Table 5. Experimental Thermal Conductivity Data of Hexane from Refs (37−39).

T (K)	λ (W/(m K))	uncertainty (%)	NP	ref
183.15–303.15	0.1182–0.1597	1	13	(37)
297.35–324.77	0.1123–0.1209	1	12	(38)
298.15–333.15	0.1083–0.1215	1	4	(39)

Figure 9.

PD values versus experimental thermal conductivity data from ref (37−39) for hexane.

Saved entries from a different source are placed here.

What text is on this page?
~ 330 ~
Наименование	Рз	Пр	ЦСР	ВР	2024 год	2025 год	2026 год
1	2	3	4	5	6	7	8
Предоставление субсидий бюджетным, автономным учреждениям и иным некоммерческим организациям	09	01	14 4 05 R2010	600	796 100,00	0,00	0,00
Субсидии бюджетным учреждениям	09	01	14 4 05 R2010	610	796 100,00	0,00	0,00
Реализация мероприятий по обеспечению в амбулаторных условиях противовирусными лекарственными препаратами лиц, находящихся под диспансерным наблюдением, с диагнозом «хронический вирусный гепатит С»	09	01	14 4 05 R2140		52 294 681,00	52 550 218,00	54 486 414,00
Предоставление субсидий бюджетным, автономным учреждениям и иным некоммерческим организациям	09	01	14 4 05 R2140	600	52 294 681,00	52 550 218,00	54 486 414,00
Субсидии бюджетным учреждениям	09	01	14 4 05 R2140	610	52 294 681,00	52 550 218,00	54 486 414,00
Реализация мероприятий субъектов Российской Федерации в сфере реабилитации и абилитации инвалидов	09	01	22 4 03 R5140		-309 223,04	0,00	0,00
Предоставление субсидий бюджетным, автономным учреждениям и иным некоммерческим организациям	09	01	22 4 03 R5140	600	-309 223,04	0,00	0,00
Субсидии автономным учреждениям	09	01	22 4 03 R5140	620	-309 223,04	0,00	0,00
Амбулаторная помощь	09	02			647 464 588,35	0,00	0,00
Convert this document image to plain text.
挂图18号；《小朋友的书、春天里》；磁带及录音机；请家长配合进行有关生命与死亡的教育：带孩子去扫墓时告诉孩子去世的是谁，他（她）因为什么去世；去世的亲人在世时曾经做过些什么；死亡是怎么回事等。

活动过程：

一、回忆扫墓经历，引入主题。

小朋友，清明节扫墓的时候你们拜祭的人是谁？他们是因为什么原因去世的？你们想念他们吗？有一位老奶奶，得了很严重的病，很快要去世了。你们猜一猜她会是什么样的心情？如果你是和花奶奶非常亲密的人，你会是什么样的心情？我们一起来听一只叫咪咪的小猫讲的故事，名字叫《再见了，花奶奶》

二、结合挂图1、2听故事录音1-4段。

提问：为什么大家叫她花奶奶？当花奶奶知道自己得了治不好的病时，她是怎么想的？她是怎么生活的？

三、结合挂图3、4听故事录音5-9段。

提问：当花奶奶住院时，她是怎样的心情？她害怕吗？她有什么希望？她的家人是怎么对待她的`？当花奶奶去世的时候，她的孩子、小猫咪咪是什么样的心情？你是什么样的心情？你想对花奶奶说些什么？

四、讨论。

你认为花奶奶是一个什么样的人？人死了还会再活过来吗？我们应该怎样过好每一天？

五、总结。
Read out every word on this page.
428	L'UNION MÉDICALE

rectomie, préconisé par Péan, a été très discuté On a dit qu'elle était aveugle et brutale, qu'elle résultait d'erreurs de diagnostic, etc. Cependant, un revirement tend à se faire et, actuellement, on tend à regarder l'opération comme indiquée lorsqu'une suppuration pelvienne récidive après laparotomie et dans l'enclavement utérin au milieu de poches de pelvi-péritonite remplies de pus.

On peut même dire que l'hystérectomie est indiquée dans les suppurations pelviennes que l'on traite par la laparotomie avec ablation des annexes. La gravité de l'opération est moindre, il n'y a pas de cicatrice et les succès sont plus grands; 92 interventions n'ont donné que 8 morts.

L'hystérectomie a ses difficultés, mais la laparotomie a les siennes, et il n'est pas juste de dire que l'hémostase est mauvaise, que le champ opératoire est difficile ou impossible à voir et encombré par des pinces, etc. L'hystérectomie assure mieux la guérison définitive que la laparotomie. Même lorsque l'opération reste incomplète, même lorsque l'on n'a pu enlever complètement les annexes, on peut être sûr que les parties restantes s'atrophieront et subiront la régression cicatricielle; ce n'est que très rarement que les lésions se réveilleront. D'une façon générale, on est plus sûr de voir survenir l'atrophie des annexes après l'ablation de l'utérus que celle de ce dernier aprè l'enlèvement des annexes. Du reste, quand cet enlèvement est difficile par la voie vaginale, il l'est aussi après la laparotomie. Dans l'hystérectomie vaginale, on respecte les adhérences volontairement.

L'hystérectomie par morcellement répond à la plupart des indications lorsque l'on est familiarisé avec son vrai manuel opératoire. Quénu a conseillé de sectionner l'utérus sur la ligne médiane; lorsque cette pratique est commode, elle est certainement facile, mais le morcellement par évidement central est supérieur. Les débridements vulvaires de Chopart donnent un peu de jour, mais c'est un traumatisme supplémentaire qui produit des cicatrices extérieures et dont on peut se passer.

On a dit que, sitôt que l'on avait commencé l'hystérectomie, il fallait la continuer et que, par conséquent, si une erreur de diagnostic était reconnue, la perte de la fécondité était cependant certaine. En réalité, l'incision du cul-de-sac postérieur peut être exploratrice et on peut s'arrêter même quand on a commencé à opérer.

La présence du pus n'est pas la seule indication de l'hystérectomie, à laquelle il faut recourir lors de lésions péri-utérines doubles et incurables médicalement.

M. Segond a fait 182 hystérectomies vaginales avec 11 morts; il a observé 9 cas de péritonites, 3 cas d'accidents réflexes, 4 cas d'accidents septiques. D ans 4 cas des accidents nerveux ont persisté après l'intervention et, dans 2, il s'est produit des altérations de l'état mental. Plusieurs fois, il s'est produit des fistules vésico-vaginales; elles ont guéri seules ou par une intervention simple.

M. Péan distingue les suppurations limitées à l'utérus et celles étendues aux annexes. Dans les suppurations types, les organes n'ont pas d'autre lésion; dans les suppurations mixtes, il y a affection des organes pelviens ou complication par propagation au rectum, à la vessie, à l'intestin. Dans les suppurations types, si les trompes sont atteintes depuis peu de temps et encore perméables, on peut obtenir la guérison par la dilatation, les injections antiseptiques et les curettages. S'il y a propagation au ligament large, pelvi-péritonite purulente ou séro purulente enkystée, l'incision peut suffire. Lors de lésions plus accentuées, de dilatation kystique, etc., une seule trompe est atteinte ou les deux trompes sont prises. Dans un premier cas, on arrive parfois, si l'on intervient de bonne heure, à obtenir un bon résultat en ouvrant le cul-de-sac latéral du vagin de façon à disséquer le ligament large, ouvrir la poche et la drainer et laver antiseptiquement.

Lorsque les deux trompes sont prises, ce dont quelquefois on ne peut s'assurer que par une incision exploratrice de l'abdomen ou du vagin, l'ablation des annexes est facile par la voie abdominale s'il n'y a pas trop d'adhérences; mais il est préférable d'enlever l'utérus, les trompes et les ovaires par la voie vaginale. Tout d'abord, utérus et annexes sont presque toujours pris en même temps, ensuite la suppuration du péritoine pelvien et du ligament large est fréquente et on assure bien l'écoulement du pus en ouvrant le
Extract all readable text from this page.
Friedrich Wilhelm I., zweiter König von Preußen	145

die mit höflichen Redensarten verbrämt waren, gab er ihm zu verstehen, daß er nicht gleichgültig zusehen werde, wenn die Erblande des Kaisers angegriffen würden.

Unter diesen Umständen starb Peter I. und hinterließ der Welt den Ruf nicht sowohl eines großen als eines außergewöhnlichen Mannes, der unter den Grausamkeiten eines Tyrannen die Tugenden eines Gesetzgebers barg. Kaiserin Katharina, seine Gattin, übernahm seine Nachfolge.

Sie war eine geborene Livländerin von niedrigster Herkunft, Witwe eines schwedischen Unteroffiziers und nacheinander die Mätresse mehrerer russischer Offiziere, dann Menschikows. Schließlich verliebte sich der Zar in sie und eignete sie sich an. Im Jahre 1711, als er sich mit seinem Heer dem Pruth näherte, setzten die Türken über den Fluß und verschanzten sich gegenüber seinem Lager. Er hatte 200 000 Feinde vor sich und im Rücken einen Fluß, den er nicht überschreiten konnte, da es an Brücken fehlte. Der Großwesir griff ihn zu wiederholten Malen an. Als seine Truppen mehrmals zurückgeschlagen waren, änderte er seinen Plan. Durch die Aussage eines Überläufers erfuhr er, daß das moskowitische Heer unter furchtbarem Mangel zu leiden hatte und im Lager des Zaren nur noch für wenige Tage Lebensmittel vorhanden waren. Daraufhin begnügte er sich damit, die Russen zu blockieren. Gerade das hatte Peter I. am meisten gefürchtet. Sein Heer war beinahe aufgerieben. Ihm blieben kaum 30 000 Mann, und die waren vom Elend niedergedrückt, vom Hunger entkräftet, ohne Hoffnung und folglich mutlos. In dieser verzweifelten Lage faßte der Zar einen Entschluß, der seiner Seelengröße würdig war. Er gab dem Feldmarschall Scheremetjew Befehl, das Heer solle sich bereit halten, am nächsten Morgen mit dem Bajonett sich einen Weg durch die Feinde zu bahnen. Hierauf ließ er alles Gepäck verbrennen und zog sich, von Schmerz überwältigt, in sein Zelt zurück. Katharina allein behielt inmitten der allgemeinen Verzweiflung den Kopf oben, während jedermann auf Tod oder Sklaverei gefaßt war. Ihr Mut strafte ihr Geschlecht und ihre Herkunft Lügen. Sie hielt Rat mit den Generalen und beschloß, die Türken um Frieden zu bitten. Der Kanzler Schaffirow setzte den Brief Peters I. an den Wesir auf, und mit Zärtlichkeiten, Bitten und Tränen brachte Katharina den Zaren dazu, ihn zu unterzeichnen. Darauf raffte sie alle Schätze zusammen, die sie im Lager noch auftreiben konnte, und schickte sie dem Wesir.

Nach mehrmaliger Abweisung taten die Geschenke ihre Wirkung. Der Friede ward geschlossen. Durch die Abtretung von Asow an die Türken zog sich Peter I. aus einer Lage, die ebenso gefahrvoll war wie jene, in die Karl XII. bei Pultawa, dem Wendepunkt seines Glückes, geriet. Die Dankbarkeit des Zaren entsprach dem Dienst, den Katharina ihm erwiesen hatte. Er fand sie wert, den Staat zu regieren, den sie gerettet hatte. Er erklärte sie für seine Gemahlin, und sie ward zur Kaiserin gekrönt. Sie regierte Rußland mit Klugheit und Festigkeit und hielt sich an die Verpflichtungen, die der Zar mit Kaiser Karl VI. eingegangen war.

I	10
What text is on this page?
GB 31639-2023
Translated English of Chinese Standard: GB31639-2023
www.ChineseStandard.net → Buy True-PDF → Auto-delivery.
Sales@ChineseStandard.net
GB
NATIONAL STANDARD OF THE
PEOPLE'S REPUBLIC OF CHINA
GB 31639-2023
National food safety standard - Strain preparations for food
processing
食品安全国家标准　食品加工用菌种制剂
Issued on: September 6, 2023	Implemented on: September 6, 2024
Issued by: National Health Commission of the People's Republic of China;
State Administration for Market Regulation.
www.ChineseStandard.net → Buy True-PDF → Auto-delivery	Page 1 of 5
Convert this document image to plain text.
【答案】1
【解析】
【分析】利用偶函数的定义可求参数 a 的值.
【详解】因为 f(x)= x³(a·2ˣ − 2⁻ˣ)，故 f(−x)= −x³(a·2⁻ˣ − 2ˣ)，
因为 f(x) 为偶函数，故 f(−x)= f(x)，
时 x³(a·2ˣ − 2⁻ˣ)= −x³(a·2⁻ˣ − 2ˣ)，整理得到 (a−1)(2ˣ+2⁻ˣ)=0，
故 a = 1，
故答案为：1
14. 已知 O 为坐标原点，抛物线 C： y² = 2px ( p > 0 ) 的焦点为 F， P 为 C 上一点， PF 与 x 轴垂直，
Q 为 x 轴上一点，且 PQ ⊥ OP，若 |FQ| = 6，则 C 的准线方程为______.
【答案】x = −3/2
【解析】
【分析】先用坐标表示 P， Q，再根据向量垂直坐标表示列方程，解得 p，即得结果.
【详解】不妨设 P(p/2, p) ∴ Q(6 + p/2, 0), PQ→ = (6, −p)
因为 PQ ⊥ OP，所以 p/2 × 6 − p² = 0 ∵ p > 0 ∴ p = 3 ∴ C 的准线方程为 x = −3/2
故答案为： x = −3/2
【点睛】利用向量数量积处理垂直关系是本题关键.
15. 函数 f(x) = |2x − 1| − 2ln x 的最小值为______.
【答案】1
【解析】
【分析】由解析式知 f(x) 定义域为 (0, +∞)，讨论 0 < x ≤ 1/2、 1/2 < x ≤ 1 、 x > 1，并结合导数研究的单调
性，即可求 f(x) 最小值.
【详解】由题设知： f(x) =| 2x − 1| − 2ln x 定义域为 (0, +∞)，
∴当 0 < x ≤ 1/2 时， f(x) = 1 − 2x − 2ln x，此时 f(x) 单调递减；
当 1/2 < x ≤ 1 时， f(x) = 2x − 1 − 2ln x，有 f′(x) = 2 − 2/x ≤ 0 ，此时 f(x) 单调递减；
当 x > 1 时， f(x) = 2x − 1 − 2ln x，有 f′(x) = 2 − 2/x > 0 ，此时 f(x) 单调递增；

In sum, in a very wide temperature range, the proposed ANN model not only can accurately correlate the thermal conductivity, but also has the strong power to predict the thermal conductivity of unknown fluids, that is, it can extrapolate the thermal conductivity very well.

4. Conclusions

In this work, a feed-forward back-propagation ANN model is developed to correlate and predict the thermal conductivity of 23 refrigerants and 11 n-alkanes from the triple point temperature up to 0.98T_c. The input variables are the temperature, molecular weight, acentric factor, together with the critical temperature and pressure. This ANN model is composed of the input layer, the output layer, and one hidden layer with seven neurons. The activity functions in the hidden layer and output layer are selected as “tansig” and “purelin” functions, respectively. Also, the ANN model is trained by using the “trainlm” algorithm, and the optimum weight and bias values are obtained. The calculated thermal conductivity values by the trained ANN with the optimum parameters agree well with the data from the REFPROP program in both the training and testing stages. The R values in both stages are 0.9994 and 0.9993, respectively. Moreover, AAD values less than 1% are found for 14 out of 34 fluids, less than 2% for 28 fluids, and less than 4.5% for all the considered fluids. The maximum absolute PD value is 13.48%, corresponding to hexane. The ANN model performs slightly better for refrigerants than for n-alkanes. However, some disagreements can be found near the critical temperature for some fluids. In conclusion, the developed ANN model demonstrates a powerful predictive ability in addition to the correlative power in the very wide temperature range.

The authors declare no competing financial interest.